| Task | #18 |
|---|---|
| Position | 8 |
| Score | 589,911 |
| Best Score | 438,832 |
| Points | 0.744 |
Problem Statement
You have a data stream of uint32 numbers in binary representation sending to
STDIN. The byte order is little endian. Encoded in the stream are two square
N by N matrices in row-major order. They are encoded back-to-back.
The size of N is fixed to 2000.
Peform matrix multiplication on these two matrices and output the resulting square matrix.
Input Generator
distcheck results:
p = 0.644444 (256 bins)
p = 0.531287 (512 bins)
p = 0.450448 (1024 bins)
p = 0.0497906 (2048 bins)
Didn’t analyze further, but like Large Integer Multiplication I think there’s some small skew for overflow reasons. For testing, I used a uniform random number generator.
Solution Sketch
Blocking + a SIMD kernel for block multiplication. I used a 5x16 block.
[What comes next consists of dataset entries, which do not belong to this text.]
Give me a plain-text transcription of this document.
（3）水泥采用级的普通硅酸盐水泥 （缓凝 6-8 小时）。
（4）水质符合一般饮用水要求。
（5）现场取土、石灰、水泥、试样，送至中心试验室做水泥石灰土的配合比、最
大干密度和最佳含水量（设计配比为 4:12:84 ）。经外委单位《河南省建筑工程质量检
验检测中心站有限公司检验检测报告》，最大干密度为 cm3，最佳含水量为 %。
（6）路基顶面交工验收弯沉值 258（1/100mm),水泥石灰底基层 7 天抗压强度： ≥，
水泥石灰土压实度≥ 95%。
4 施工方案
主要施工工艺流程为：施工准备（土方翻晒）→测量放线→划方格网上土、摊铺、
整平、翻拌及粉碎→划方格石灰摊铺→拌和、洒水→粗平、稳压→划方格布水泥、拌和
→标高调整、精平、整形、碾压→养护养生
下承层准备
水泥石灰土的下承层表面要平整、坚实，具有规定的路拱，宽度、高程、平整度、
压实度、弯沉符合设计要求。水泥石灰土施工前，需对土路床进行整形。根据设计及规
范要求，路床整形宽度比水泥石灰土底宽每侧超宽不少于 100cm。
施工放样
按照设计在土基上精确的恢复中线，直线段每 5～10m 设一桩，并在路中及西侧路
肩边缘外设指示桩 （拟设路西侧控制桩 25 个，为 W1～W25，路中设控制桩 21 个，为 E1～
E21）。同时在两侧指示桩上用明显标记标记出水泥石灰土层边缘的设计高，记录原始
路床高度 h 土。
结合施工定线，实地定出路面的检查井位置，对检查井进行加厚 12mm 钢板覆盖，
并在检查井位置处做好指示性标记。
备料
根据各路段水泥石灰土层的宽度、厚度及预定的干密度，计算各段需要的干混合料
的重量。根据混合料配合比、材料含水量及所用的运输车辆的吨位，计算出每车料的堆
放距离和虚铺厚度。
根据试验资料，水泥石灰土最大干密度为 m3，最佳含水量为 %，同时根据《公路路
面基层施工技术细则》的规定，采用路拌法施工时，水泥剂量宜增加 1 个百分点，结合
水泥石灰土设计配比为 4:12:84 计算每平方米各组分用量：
I did not spend as much time optimizing this as I should have, and most of my code was copy-pasted or generated.
Thoughts
Maybe I should have spent more time on this? Seemed boring, nobody does integer matrix multiplication and there’s more benefit to optimizing GEMM on an accelerator (GPU/TPU) instead of squeezing out performance on the CPU.